Oncol Lett. 2023 Apr 12;25(6):216. doi: 10.3892/ol.2023.13802. eCollection 2023 Jun.

Abstract

Endometrial cancer (EC) is the most common gynecological malignancy in developed countries. The present study aimed to determine the frequency of germline pathogenic variants (PV) in patients with EC. In this multicenter retrospective cohort study, germline genetic testing (GGT) was performed in 527 patients with EC using a next generation sequencing panel targeting 226 genes, including 5 Lynch syndrome (LS) and 14 hereditary breast and ovarian cancer (HBOC) predisposition genes, and 207 candidate predisposition genes. Gene-level risks were calculated using 1,662 population-matched controls (PMCs). Patients were sub-categorized to fulfill GGT criteria for LS, HBOC, both or none. A total of 60 patients (11.4%) carried PV in LS (5.1%) and HBOC (6.6%) predisposition genes, including two carriers of double PV. PV in LS genes conferred a significantly higher EC risk [odds ratio (OR), 22.4; 95% CI, 7.8-64.3; P=1.8×10-17] than the most frequently altered HBOC genes BRCA1 (OR, 3.9; 95% CI, 1.6-9.5; P=0.001), BRCA2 (OR, 7.4; 95% CI, 1.9-28.9; P=0.002) and CHEK2 (OR, 3.2; 95% CI, 1.0-9.9; P=0.04). Furthermore, >6% of patients with EC not fulfilling LS or HBOC GGT indication criteria carried a PV in a clinically relevant gene. Carriers of PV in LS genes had a significantly lower age of EC onset than non-carriers (P=0.01). Another 11.0% of patients carried PV in a candidate gene (the most frequent were FANCA and MUTYH); however, their individual frequencies did not differ from PMCs (except for aggregated frequency of loss-of-function variants in POLE/POLD1; OR, 10.44; 95% CI, 1.1-100.5; P=0.012). The present study demonstrated the importance of GGT in patients with EC. The increased risk of EC of PV carriers in HBOC genes suggests that the diagnosis of EC should be included in the HBOC GGT criteria.

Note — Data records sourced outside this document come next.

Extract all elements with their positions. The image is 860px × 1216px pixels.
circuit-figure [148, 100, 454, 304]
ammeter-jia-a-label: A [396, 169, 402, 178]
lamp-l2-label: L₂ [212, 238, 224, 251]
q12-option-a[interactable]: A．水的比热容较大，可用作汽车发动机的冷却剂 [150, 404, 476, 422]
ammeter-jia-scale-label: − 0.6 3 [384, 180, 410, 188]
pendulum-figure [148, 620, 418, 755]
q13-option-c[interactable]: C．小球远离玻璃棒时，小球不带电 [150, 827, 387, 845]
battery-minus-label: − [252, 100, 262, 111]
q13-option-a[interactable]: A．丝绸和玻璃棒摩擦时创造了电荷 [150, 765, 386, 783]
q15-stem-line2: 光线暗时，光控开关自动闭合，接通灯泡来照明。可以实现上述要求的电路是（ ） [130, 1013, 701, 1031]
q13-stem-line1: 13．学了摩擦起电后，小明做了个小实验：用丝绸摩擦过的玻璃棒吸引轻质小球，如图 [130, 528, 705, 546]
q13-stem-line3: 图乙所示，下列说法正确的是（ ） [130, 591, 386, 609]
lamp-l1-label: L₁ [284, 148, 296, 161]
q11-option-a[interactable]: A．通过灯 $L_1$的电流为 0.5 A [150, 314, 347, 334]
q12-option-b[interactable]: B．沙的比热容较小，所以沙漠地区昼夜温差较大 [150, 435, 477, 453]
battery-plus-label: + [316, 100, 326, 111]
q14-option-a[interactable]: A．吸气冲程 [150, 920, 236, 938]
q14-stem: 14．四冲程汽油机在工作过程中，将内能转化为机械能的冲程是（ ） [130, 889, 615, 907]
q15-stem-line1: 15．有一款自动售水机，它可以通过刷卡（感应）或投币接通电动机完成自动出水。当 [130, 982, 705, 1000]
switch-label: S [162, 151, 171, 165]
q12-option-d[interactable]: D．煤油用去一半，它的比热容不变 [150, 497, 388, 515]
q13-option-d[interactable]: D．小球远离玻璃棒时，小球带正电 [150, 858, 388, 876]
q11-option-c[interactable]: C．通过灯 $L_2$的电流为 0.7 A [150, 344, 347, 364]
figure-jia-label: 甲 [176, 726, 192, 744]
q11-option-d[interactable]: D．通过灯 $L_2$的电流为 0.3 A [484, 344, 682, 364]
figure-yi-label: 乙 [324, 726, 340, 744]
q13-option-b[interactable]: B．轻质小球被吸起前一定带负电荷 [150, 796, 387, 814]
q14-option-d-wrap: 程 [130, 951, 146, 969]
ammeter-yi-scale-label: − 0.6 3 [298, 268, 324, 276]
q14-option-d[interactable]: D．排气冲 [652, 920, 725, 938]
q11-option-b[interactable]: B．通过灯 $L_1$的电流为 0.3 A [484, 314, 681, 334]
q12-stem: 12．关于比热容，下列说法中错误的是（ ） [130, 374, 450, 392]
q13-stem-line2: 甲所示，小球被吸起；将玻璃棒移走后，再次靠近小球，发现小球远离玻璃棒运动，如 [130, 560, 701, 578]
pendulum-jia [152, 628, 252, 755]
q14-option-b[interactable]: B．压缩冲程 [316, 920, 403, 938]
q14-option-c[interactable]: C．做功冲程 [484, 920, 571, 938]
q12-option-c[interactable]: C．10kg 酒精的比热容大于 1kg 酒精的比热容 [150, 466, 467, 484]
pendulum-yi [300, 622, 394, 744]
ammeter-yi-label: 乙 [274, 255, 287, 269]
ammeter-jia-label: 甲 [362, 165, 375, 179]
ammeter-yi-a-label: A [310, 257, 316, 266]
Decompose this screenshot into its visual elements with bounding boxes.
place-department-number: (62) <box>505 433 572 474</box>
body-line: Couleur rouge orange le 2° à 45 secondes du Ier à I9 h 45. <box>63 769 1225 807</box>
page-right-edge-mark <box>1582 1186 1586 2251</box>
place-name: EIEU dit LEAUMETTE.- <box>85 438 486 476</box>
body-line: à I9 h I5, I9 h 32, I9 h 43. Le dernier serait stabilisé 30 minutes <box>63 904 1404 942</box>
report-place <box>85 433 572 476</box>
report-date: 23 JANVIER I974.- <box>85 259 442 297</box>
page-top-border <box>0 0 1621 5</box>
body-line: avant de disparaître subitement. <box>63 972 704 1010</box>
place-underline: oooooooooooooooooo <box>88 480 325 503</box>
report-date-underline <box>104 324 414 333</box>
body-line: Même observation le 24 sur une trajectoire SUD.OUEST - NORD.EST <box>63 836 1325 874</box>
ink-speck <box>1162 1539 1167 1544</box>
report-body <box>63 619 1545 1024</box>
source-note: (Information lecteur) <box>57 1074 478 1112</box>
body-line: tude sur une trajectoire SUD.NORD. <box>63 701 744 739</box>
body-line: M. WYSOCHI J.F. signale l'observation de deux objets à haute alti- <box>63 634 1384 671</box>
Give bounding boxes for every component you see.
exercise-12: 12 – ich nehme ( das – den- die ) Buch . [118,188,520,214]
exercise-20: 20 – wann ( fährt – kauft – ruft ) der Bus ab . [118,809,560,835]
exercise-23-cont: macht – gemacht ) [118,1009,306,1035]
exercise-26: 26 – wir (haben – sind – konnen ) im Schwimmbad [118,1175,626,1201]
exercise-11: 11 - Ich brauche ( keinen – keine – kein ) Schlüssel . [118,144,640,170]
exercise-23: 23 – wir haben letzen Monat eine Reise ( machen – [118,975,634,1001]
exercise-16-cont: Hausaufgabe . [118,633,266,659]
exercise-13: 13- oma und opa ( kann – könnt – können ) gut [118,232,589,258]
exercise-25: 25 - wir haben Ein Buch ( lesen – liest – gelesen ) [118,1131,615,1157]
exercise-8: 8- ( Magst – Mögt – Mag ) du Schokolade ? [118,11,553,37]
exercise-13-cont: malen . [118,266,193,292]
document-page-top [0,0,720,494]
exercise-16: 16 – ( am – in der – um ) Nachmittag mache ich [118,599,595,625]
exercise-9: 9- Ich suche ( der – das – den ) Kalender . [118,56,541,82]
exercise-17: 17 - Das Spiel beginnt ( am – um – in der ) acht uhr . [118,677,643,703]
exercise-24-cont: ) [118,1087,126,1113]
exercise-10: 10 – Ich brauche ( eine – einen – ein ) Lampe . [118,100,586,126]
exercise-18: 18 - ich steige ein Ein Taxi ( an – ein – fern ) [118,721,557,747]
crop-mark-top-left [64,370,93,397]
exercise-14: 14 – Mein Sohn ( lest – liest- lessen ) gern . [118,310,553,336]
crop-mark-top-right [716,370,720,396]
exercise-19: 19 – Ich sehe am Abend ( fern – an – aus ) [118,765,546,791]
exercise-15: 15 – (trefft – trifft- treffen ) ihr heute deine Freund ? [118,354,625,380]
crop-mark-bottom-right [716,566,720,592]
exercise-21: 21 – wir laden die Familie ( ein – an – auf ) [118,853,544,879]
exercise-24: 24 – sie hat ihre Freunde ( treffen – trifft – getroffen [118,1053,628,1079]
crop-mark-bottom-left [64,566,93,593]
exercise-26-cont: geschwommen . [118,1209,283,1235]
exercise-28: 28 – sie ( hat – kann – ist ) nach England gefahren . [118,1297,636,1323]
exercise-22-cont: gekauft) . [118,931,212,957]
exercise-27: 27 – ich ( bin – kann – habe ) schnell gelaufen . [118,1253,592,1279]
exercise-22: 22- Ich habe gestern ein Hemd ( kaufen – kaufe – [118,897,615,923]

Keywords: EC; germline mutations; multigene panel testing; uterine malignancies.

Grants and funding

This work was supported by the Ministry of Health of the Czech Republic (grant no. NU20-03-00285), institutional support of the Ministry of Health of the Czech Republic (grant nos. DRO VFN 64165 and DRO MMCI 00209805), the Ministry of Education, Youth, and Sports of the Czech Republic (grant nos. BBMRI-CZ LM2023033, LM2023067 and LX22NPO5102), the Charles University (grant no. GAUK902120), and the Charles University institutional programs (grant nos. SVV260516 and COOPERATIO, research area DIAG).